We then performed homozygosity mapping with 378 autosomal polymorphic markers with an average spacing of ∼10 cM (Center for Medical Genetics [screening set version 10]) for individuals III:1, III:2, IV:2, IV:3, IV:5, IV:6, IV:7, and IV:8. Informed consent was obtained from all family members involved in this study, and ethical approval was given by the local ethics committee. Following the initial genome screen, individual markers were genotyped in fetus IV:4, from whom formalin-fixed paraffin sections were available (fig. 1). Under the assumption of an autosomal recessive mode of inheritance, selected informative markers were analyzed for fetus IV:4 when identical alleles were shared homozygously by fetuses IV:7 and IV:8, when one copy of this allele was present in both parents, and when no more than one copy of the allele was found in the unaffected individuals. This approach did not identify a shared homozygous haplotype by the above criteria in fetuses IV:4, IV:7, and IV:8, and it ruled out chromosome 5p12, to which FGF10 has been assigned. At marker D17S1299, fetuses IV:4, IV:7, and IV:8 were heterozygous for the same alleles (fig. 1), and the MLINK program of the LINKAGE software package (Lathrop and Lalouel 1984) had yielded a positive two-point LOD score. We subsequently typed additional markers surrounding marker D17S1299. For multipoint LOD score analysis, we used the HOMOZ linkage program (Kruglyak et al. 1995) and assumed autosomal recessive inheritance with full penetrance, a disease gene frequency of 0.0001, and uniform marker allele frequencies. A maximum LOD score at θ=2.9 was found at markers D17S931, D17S1785, D17SS1827, and D17S1868 (table 1). Further fine mapping and haplotype examination narrowed the tetra-amelia locus to a critical region of ∼8.9 Mb of homozygous sequence between markers D17S1299 and D17S797 on chromosome 17q21 (fig. 1).

Table 1.

LOD Scores for Markers at 17q21

Obvious candidate genes in the critical interval were the HOXB cluster, WNT3, and WNT9B. The gene encoding WNT3 appeared particularly interesting. WNT genes, the vertebrate relatives of the Drosophila wingless gene (Klingensmith and Nusse 1994), encode a family of highly conserved, secreted signaling molecules that play major roles in many developmental processes (Wodarz and Nusse 1998). WNTs act as ligands for the frizzled family of transmembrane receptors. In mice, Wnt3 signaling has been implicated in the formation of the primary body axis and has recently been shown to be critical for limb growth (Liu et al. 1999; Barrow et al. 2003). WNT3 consists of five exons and encodes a protein of 355 amino acids. Sequence analysis of the WNT3 coding region in the affected subjects revealed a nonsense mutation, Q83X (C→T transition at position 366 [GenBank accession number NM_030753]) (fig. 3).

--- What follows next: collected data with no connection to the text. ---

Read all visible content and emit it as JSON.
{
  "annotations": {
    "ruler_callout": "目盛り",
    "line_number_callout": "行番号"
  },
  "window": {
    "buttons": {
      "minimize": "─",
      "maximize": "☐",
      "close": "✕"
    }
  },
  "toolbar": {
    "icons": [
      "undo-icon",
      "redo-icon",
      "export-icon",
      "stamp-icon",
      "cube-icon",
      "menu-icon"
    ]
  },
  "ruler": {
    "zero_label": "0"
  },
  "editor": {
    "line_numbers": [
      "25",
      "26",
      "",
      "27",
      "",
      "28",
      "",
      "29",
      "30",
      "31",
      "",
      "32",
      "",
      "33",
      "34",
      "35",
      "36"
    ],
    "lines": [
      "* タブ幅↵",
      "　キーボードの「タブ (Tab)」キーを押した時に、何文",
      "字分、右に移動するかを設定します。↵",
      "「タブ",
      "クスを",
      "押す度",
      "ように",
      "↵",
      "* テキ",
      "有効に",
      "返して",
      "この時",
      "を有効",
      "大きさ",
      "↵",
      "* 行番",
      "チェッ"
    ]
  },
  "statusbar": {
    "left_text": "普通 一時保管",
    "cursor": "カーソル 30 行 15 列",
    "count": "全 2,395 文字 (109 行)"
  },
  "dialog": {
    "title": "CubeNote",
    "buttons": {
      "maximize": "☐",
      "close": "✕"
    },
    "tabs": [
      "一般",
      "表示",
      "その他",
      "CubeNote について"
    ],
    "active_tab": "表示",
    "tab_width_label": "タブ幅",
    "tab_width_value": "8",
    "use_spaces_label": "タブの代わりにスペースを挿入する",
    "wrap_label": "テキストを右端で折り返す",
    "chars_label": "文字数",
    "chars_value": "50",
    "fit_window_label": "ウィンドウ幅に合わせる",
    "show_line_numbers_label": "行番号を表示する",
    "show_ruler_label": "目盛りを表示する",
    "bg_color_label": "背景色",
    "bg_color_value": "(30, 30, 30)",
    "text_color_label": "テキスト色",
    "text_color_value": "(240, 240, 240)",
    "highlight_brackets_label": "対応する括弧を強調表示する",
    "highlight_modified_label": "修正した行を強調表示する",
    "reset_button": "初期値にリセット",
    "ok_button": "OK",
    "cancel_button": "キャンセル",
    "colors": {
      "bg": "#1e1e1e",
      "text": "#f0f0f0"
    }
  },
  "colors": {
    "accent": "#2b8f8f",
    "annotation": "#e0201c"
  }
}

The analyzed fetuses (fetuses IV:7 and IV:8) had homozygous mutations, whereas both parents and the unaffected subjects IV:2, IV:5, and IV:6 had heterozygous mutations. The mutation was also observed in individual I:2, who introduced the mutation into the family, and in individuals II:2 and II:3 but not in individuals I:1, II:1, and II:4. Furthermore, this mutation was absent in 170 chromosomes from the German population and was absent in 176 chromosomes from the Turkish population. The nonsense mutation at codon 83 of WNT3 in the family in our study creates a premature stop codon. This stop codon putatively results in a truncated protein of only 82 amino acids (including the signal peptide of 21 amino acids), with no other known functional domains, instead of 355 amino acids of the mature peptide. Hence, loss of function of both copies of WNT3 in the affected subjects of the family in our study is the most likely mechanism of the mutation.

Figure 3.

WNT3 nonsense mutation associated with tetra-amelia. A, Location of WNT3 on chromosome 17q21.31-32 and genomic organization of WNT3. The dark boxes represent exons, with the coding region illustrated in dark blue and the 5′ and 3′ UTRs in light blue. Positions of the initiation codon, the termination codon, and the nonsense mutation in exon 2 are indicated. B, Electropherograms of WNT3 exon 2 in a control individual (top), one parent (middle), and an affected fetus (bottom). DNA sequence analysis revealed a homozygous C→T substitution at nt 366 (from the translation start site) in the tetra-amelic fetus, causing a Q83X mutation. The parent is heterozygous with respect to the Q83X mutation.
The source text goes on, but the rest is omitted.